Tbh, I am more in favor of rejecting this issue or removing the inheritance to
CompositeCollection in CompositeSet as there is no real need for it apart from
code re-use.
> Surprising exception by CompositeSet in a situation where CompositeCollection
> works fine
> ----------------------------------------------------------------------------------------
>
> Key: COLLECTIONS-424
> URL: https://issues.apache.org/jira/browse/COLLECTIONS-424
> Project: Commons Collections
> Issue Type: Bug
> Components: Set
> Affects Versions: 3.2.1
> Environment: All environments
> Reporter: Michael Pradel
> Attachments: collections424.patch
>
>
> We have a method that uses a CompositeCollection. Here's a simplified version
> of it:
> void m(CompositeCollection coll) {
> coll.addComposited(new TreeBag());
> }
> It works fine when the argument is a CompositeCollection, but it throws an
> exception when the argument is a CompositeSet. E.g.:
> m(new CompositeCollection()); // OK
> m(new CompositeSet()); // IllegalArgumentException
> Although the exception is documented in CompositeSet, this behavior is very
> surprising. Is there a way to have m() accept CompositeCollections without
> running into this exception?

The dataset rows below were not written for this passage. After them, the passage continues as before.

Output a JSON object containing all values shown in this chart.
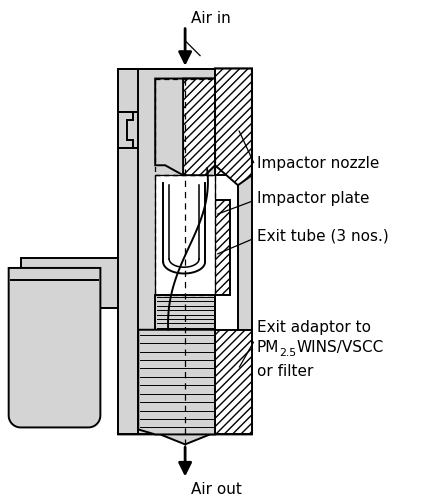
{
  "background_color": "#ffffff",
  "body_fill": "#d4d4d4",
  "line_color": "#000000",
  "hatch_color": "#000000",
  "labels": {
    "air_in": "Air in",
    "air_out": "Air out",
    "impactor_nozzle": "Impactor nozzle",
    "impactor_plate": "Impactor plate",
    "exit_tube": "Exit tube (3 nos.)",
    "exit_adaptor_line1": "Exit adaptor to",
    "exit_adaptor_line2": "WINS/VSCC",
    "exit_adaptor_line3": "or filter"
  },
  "figsize": [
    4.37,
    5.0
  ],
  "dpi": 100
}
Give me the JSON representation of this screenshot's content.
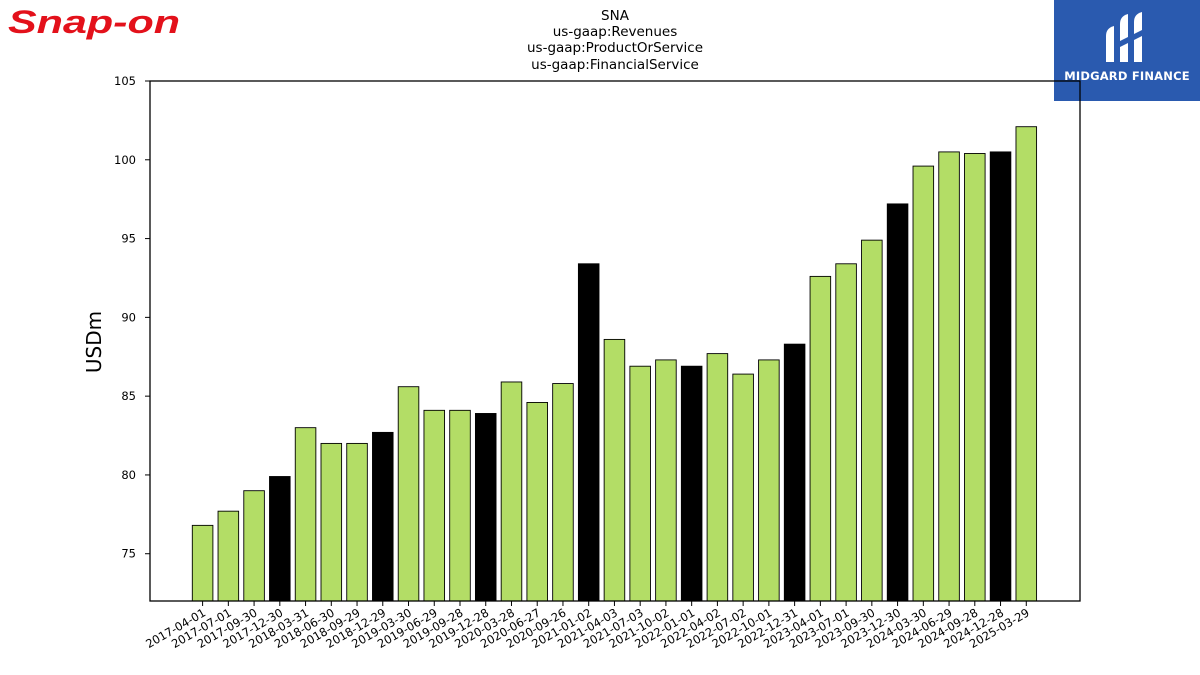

The only solution that comes to my mind is to
> dynamically check the type of 'coll' in m(), but this is a rather nasty
> work-around.
> A better solution may be to make the genericity of CompositeCollection
> explicit by adding a type parameter:
> class CompositeCollection<T extends Collection> {
> void addComposited(T c) { /* .. */ }
> }
>
> class CompositeSet extends CompositeCollection<Set> {
> @Override void addComposited(Set c) { /* .. */ }
> }
> This way, users of CompositeCollection must choose the kind of collections
> that can be composed and will not encounter surprises, such as the above.